Quando eu pensei no EP, pensei muito nele como uma obra. Eu sempre acreditei na força desse projeto como um todo. Não planejei a divulgação de um single exatamente, porque isso implica na questão que você citou de ser um artista independente, se eu tivesse condições, apoio, patrocínio, eu já teria pensado em lançar um single com clipe e toda divulgação possível, mas ainda não é viável. Mas acredito que, se eu tivesse que investir numa canção, seria “O Alvo”, essa é uma faixa muito forte, desde o grito em coro ecoante no refrão, passando pelos ad-libs e pelo tema tão importante e tão presente nas nossas memórias, pois muito além dos citados 80 tiros, a gente é lembrado que o alvo é preto todos os dias.
Sobre ser independente, é uma luta. Tua mente artística tem constantes ideias incríveis e teu maior desejo é por em prática, mas nada é fácil, tudo é muito custoso e eu falo mesmo do custo financeiro. O fato de não ter gravadora, não é exatamente o problema no mundo de hoje, eu tive apoio do Opera 3 Estúdio, assim como a parceria e irmandade do meu produtor Donnar e, com isso, eu consegui realizar meu sonho que era o lançamento desse EP e eu sou muito grato. E acho que o primeiro passo foi dado e agora é aguardar esse som chegar em outros ouvidos e, quem sabe, eu não consiga um empresário/patrocinador? A música vai falar por si. E eu tô muito feliz com que eu fiz até agora.
Qual artista gostaria de colaborar e como você desenvolveria essa parceria?

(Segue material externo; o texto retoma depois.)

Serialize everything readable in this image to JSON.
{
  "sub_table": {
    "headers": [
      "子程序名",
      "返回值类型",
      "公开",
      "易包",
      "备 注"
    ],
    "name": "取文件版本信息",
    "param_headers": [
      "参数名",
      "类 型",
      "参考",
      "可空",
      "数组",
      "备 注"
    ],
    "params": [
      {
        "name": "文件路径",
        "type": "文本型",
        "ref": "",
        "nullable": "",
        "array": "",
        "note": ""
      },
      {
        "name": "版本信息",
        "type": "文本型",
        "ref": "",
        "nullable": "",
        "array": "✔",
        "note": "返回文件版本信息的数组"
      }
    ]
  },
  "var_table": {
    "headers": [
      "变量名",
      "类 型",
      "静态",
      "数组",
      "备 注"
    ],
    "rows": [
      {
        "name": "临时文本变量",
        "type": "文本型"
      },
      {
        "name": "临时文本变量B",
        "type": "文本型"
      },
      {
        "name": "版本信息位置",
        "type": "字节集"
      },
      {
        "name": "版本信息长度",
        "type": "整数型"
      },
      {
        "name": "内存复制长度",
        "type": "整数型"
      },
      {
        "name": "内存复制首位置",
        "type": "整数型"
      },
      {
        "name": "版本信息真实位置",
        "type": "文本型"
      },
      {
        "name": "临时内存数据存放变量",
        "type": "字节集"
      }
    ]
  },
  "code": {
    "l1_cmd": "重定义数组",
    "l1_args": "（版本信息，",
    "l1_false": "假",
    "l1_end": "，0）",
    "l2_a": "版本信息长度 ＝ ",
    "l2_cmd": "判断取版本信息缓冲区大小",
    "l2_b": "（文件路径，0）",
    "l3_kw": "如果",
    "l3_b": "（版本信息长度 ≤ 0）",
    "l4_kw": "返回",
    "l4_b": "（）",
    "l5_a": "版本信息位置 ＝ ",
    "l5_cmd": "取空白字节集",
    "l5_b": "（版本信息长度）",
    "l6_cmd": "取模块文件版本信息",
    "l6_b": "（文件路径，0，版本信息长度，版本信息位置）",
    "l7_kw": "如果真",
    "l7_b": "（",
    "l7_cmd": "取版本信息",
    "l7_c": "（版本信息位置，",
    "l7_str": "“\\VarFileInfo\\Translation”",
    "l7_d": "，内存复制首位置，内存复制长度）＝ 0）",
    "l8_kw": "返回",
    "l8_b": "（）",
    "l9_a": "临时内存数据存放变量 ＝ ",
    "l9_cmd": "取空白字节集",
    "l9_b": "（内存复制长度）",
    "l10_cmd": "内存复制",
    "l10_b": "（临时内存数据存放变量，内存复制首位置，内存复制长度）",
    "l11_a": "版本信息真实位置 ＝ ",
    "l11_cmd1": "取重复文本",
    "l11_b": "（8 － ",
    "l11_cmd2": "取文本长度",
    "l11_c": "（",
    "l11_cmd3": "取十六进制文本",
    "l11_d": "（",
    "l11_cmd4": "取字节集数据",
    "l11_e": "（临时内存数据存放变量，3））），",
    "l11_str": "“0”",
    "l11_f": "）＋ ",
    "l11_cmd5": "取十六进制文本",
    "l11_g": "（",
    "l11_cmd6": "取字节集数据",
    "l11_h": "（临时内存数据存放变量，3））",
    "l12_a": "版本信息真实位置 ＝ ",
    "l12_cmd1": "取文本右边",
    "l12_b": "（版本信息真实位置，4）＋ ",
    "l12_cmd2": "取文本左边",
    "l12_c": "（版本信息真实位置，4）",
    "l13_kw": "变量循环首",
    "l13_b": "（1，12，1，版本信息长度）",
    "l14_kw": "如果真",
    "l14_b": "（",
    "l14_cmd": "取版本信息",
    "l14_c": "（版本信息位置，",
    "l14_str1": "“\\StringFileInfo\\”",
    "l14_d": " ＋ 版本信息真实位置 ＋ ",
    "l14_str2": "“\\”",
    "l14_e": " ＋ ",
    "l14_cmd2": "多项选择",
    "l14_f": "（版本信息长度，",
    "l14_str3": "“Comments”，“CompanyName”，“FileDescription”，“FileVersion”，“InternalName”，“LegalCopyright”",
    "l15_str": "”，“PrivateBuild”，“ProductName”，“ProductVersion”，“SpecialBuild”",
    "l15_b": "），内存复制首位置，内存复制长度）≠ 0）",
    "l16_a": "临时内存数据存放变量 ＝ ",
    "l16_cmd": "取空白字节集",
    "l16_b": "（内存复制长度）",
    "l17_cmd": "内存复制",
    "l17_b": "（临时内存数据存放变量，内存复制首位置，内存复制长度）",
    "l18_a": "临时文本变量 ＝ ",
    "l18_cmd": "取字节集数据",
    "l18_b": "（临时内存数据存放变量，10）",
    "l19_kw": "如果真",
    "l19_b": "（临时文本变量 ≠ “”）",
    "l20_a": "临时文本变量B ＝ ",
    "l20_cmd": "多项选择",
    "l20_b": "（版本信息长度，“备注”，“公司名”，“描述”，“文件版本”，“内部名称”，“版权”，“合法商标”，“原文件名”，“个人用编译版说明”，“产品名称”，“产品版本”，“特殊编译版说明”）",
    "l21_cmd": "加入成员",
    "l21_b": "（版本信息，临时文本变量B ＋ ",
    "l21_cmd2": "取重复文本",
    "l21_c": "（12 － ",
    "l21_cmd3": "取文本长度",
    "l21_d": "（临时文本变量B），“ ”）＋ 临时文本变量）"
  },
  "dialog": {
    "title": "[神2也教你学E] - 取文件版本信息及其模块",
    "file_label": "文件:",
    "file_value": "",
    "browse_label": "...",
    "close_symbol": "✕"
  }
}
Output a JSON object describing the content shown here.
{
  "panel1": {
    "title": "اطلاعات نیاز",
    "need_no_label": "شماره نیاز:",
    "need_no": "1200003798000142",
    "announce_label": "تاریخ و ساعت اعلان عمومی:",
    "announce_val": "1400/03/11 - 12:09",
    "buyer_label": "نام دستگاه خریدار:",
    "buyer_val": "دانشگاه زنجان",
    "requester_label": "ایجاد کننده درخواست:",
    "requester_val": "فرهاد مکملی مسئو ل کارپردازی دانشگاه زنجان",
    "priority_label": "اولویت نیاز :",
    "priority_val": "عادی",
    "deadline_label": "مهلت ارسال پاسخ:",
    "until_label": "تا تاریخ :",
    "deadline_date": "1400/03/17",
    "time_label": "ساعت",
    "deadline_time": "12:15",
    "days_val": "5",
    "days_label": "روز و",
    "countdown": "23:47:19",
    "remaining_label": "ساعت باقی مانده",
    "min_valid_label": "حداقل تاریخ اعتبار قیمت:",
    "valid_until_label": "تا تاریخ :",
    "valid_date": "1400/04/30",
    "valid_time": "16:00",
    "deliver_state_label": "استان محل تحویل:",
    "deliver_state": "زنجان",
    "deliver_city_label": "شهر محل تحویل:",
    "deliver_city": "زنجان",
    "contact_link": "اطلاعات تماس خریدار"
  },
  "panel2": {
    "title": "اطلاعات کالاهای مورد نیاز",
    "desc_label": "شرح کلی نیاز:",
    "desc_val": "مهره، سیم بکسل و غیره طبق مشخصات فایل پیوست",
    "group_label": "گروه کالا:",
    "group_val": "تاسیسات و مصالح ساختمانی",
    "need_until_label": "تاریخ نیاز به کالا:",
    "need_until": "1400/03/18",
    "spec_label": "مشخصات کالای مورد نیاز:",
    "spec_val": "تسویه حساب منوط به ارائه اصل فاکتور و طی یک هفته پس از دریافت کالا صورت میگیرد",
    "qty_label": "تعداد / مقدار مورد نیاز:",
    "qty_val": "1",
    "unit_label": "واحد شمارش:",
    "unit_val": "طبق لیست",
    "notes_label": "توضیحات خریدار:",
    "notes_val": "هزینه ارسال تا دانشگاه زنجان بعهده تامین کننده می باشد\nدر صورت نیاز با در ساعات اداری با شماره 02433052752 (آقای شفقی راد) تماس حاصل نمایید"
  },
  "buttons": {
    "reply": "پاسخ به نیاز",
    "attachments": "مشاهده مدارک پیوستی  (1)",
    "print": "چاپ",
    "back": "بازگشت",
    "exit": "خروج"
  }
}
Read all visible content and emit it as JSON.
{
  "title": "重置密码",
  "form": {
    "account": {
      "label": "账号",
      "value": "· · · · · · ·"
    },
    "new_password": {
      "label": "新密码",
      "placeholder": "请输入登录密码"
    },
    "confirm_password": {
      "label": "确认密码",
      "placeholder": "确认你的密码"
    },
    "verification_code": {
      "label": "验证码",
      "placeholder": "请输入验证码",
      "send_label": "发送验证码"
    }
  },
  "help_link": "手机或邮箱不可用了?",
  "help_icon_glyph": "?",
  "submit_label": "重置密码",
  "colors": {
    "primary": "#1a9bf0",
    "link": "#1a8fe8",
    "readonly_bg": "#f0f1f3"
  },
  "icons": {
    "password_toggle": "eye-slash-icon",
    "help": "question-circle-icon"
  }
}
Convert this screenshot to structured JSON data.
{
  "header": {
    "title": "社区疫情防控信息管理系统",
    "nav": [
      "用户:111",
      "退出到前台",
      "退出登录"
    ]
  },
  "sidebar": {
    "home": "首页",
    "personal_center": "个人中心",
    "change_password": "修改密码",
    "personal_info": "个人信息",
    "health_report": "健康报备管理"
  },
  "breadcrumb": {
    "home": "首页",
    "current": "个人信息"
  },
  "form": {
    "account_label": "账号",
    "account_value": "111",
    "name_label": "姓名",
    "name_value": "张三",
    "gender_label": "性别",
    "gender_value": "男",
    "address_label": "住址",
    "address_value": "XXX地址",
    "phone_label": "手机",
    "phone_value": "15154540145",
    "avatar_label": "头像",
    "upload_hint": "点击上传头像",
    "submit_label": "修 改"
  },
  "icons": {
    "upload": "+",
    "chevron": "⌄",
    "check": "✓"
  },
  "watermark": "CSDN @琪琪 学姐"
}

Eu tenho muitos ídolos e poderia te listar uns 20 nomes, mas tendo que escolher um, sem dúvida, eu diria Emicida. Eu sou apaixonado pelo trabalho e pela inteligência dele. Ele abriu minha mente, mudou minha vida. Se eu tô lançando esse EP, é por que eu tive acesso ao trabalho dele antes. Eu dedico a ele esse trabalho e ele é meu dream collab.
A Xênia França também é uma inspiração pra mim. Eu cheguei a falar pessoalmente com ela para participar da última faixa do EP, “Tudo é Preto”, pois essa musica tem muito dela, pensei nela na hora de compor. Não rolou nesse momento, mas agora que a gente se conhece, acho bem possível uma colaboração no futuro. E levando o sonho pra voos internacionais, eu diria Rihanna e Kendrick Lamar.
Quais são os próximos passos em sua carreira após o lançamento do EP?
Eu pretendo divulgar esse EP durante um tempo, da forma mais abrangente em que um artista independente pode conseguir. O EP ficou pronto duas semanas antes do lançamento. Mas eu já tenho em mente, compostos, os dois próximos singles pós “Coisa de Preto”. Adianto que neles eu abordo outros temas, mas minhas músicas sempre trazem uma reflexão, é sempre sobre mensagem.
As pessoas ainda vão me conhecer, mas eu já adianto que não me limito, não chego num lugar e fico. Tenho tanto para dizer, tantas ideias e mensagens para passar. Vocês podem esperar conhecer muitas versões de mim.